Around 5:00 in the afternoon, I would get myself a soda and that would be my before-dinner “beer.” I would then sit in Dad’s chair in the living room and watch my favorite TV shows from there, instead of where I would normally sit, which was on the floor. During dinner, I would also sit at Dad’s chair at the table. Mom thought this behavior was cute, though nothing was ever said. She knew exactly what I was trying to do, though the only indication she gave me was a smile. The other big thing I would do is that at 7:00, my homework time, I would walk upstairs to Dad’s office and do my school work there, instead of at the kitchen table. Sometimes if I didn’t have much homework, I would uncover his manual typewriter. I would just start typing my thoughts for the day.

At 9:00 when they evening was over, I would come downstairs, see what Mom was up to, say goodnight and get ready for bed. I have very vivid and fond memories of what I considered taking over for Dad during those early years of my life. Honestly, as I dictate this to Rebecca, I can’t say for certain if I was practicing for real life or if I was just a kid pretending to be Dad. You must remember that imitation is the highest form of flattery.

When Dad would return from his trips though, I was just as glad to see him as he was to be home. As much as I enjoyed using his office, I gladly got back to my routine of doing homework at the kitchen table, snacking on graham crackers.

This behavior stopped around the age of say 13. Why it was so important those two or three years to mimic Dad I’m not quite sure. All I know is it always put a smile on my face. Perhaps it made me feel important.

To conclude this trip down memory lane from some 35 or 40 years ago, I enjoy thinking about my past. There are a lot of memories that I will carry with me until I pass on and while my entire childhood was not peaches and cream, being head of the house for a few days is always one of my happiest memories.

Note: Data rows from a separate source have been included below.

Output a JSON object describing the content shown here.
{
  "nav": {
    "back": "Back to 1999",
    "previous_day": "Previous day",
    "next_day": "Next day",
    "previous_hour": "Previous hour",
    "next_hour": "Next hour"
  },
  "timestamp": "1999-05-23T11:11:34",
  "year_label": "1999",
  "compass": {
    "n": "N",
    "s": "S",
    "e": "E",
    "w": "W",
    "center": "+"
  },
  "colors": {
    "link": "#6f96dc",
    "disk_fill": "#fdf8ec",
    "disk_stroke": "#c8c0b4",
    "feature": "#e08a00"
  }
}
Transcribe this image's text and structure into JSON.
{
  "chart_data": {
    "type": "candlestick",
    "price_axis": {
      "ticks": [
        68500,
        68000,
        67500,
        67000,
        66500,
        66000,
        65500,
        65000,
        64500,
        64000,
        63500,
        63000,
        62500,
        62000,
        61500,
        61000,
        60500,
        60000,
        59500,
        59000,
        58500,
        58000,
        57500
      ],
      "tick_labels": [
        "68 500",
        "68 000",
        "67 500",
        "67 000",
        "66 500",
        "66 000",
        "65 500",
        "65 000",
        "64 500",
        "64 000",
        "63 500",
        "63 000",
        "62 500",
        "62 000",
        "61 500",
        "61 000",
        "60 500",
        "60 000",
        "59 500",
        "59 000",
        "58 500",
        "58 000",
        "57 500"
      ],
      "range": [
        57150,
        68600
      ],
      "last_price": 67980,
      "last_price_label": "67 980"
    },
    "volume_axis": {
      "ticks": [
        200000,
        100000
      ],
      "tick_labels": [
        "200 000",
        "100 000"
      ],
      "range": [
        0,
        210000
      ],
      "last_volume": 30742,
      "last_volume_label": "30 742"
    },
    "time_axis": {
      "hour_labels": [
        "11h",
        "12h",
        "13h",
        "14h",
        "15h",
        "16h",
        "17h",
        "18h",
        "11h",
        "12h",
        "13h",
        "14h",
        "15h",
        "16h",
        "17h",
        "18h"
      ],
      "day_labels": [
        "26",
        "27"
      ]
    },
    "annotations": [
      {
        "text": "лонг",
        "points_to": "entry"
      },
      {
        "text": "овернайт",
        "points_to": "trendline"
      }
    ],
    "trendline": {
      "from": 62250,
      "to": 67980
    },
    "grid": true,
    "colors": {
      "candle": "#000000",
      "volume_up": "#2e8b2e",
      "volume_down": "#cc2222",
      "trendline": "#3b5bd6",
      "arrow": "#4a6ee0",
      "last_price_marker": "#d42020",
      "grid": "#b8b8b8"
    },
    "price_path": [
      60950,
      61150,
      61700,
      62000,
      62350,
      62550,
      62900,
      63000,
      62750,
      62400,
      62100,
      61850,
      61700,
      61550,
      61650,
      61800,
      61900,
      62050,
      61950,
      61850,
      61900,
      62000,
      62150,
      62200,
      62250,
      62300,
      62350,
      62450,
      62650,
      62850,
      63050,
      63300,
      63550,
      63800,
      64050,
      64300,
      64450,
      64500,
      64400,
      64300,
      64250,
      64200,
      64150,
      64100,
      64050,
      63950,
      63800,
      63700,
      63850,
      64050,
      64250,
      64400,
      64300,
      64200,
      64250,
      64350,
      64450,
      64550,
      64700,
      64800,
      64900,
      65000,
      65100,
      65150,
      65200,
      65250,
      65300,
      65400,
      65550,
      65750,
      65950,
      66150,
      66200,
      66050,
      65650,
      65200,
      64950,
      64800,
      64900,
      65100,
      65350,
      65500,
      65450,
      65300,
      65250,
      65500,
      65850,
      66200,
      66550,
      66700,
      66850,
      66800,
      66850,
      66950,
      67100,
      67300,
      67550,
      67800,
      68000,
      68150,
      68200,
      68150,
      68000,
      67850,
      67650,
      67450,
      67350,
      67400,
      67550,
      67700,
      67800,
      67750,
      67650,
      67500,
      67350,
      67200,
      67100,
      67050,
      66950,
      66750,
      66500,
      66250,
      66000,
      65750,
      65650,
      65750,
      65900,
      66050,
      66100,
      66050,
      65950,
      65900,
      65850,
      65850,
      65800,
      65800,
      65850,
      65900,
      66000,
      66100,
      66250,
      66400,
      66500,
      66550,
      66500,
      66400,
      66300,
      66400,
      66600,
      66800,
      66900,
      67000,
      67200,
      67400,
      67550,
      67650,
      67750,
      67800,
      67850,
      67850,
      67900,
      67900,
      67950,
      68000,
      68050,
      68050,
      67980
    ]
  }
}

Until next week, have a great weekend, take care and happy reading.

Pride goeth before a fall

Greetings, readers. What a beautiful day it is in State College. I’m enjoying the sunshine and was out and about early, before a 10:30 meeting. It was with a social worker who is extremely caring and took plenty of time to answer all of my questions. It must be made plain right now, I am a proud man. But as I said in my play Kimberly, the time to be proud is over. I need help.

I’m dealing with quite a few things that have been snowballing over the last few years. The two biggest are my monetary status change and the recent loss of family members. Having lost my Godmother last month, I am now on my own in State College, except for good friends. My family is with the angels.

For years I tried to help myself, deluded into thinking things will turn out okay. I ignored most of my problems by watching Netflix or playing PS3 games. After talking with Jan, I’ve set some goals for the next few months and will be taking the appropriate steps to meet those goals. I’m not afraid to ask for help anymore. As a matter of fact, I might go overboard the other way for a while. I am certain though, as I get more confident, I will be able to do the things I need to do and ask for help when I need it. Being proud at this time, for me anyway, is silly.

Two major changes in my daily routine will affect my mental status right away. As of tomorrow, I shall be waking up early and having coffee at home. The other major change will be doing my writing from approximately 8 or 9 until almost noon. Rebecca’s husband has told me that even if you write crap every day, go ahead and write everyday. I am going to heed that advice.

Now that I am open to assistance and suggestions, please feel free to drop a reply if you have any helpful tips about depression or general well-being. This ends this rare Thursday blog entry. Take care and happy reading.